Thankfully, there is a wonderful phenomenon in the writing world where inspiration hits you when you least expect it. Usually when you need it most, and often it’s from the most unlikely of places. In this instance….the cold, clinical, rain-soaked concrete landscape squeezed between two car parks at St John’s Hill in Edinburgh.

I was rushing up some steps to my latest physio appointment at the University, bent double against the rain, when something caught my eye. A cold, clinical, rain-soaked concrete ‘garden’. It could easily be overlooked, and indeed I must have done so myself because I’d passed there many times before. That I should notice this place now, when after five months of highland inaction I felt at my lowest ebb, it had a beautiful pre-ordained air about it. A plaque in the garden read:

“James Hutton – 1726-1797 – Philosopher and Scientist. Founder of Modern Geology. Lived in a house 3 St John’s Hill on this site from 1770 and here wrote his epoch-making ‘Theory of the Earth’ as well as all his other books and papers”

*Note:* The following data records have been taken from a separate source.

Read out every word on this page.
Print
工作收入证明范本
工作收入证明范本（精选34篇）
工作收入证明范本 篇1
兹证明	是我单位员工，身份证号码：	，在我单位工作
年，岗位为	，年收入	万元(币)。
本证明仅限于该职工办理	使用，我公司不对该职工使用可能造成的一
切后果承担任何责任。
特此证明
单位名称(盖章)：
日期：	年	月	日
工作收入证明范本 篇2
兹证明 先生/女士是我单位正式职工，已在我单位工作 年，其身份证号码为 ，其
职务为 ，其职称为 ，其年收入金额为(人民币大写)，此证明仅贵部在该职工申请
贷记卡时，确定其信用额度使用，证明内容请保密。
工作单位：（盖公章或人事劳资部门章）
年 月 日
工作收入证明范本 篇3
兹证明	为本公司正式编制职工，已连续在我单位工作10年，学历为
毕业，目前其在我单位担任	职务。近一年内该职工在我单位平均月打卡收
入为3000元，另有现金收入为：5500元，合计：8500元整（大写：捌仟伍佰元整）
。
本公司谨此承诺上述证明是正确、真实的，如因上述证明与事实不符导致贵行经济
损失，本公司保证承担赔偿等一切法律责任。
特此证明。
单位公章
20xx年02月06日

And below that, the wonderful words:

“we find no vestige of a beginning, no prospect of an end”

I could almost feel my spine tingle. I was already familiar with those words but here their isolation and prominence on a wedge of sandstone bestowed them with added weight and significance. In that short but stirring sentence Hutton was describing our planet’s exquisite ability to reshape itself: to grind entire continents to dust, to build massive mountain ranges, of being locked into an endless cycle of destruction and construction.